Understanding the types and categories of stocks is the first step in investment. The knowledge will help to determine whether and how to diversify your investment portfolio to meet your preference. To know which companies are viable and have a history of being a quality investment, you might find information from existing customers in reviews websites like US-reviews.
Now that you have a working understanding of stocks, how much exactly do you need to invest in stocks? There are other classifications of investments (that this article cannot possibly address, so you might want to do a little bit more of research to boost your knowledge) and each has its minimum investment requirement. For Hedge Funds, for instance, you averagely require a minimum deposit of $100,000 in a firm to kickstart your investment; while the minimum legal balance for trading day stock in the United States is pegged at $25,000. The idea is to have enough capital to be able to withstand a string of losses, and this is especially important for day trading.
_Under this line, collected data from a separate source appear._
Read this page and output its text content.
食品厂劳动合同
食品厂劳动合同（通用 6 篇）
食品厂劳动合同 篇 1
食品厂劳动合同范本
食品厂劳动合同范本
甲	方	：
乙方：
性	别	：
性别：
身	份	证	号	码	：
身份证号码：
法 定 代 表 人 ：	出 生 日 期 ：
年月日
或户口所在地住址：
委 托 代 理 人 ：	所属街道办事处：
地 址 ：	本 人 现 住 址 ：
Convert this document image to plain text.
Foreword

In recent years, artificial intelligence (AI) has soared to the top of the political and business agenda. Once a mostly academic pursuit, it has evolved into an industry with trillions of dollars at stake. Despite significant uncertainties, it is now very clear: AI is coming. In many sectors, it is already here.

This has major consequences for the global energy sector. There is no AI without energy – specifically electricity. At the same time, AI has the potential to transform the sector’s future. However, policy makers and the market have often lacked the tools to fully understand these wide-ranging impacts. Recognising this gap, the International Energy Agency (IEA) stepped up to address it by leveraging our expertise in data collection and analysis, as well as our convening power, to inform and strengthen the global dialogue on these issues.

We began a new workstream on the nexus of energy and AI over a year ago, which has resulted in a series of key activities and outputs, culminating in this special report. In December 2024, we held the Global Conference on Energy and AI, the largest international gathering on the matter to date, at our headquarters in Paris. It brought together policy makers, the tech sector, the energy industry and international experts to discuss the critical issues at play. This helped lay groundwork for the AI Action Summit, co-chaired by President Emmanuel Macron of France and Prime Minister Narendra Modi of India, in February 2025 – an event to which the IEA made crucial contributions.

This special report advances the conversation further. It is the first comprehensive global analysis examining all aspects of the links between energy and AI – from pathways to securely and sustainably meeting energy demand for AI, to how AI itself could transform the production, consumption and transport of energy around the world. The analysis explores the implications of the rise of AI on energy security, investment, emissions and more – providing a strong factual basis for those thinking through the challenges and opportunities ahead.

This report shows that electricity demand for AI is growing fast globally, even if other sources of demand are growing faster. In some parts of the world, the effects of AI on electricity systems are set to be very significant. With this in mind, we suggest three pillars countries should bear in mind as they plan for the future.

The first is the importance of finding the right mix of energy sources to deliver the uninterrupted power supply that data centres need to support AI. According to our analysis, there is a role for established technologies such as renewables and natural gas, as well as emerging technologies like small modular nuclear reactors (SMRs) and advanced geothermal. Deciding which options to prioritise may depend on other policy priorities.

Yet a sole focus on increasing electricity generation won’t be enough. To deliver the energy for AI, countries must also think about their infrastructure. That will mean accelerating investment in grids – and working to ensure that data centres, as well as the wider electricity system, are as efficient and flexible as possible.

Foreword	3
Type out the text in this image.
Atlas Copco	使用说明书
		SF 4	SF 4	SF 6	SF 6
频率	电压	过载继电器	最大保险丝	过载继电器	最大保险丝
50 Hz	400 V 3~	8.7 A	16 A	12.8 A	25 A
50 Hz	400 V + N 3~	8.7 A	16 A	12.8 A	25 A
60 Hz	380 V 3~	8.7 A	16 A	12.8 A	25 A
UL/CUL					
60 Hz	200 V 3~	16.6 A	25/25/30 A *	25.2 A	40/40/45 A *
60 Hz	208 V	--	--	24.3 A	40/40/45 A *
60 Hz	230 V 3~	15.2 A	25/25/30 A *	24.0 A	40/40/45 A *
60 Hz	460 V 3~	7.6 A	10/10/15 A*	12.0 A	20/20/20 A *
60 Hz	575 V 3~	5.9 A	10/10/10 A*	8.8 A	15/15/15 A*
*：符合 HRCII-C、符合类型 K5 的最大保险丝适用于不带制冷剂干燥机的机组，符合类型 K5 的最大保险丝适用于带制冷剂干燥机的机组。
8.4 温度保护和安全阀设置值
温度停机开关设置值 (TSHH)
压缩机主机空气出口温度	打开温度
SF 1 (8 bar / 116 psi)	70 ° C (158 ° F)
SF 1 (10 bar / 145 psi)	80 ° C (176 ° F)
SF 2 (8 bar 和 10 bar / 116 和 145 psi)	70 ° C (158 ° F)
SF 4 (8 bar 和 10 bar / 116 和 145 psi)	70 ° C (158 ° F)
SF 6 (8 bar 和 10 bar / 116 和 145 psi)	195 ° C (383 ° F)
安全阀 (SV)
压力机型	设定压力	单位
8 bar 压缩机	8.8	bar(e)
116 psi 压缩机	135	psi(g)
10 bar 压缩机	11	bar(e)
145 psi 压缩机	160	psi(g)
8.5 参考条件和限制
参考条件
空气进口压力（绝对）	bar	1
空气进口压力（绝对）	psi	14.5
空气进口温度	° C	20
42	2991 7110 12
Some minimum investments are set high to discourage short-term investment, while others can be set by brokers or simply the price of purchase. It might be impossible to say for a fact that a particular amount is a minimum across board, especially with the diversity of companies and investment categories available. Ultimately, getting professional advice in line with variables like your choice of company, national or international investments, long-term or short-term investment, etc. will help you make the best choice for the capital at hand.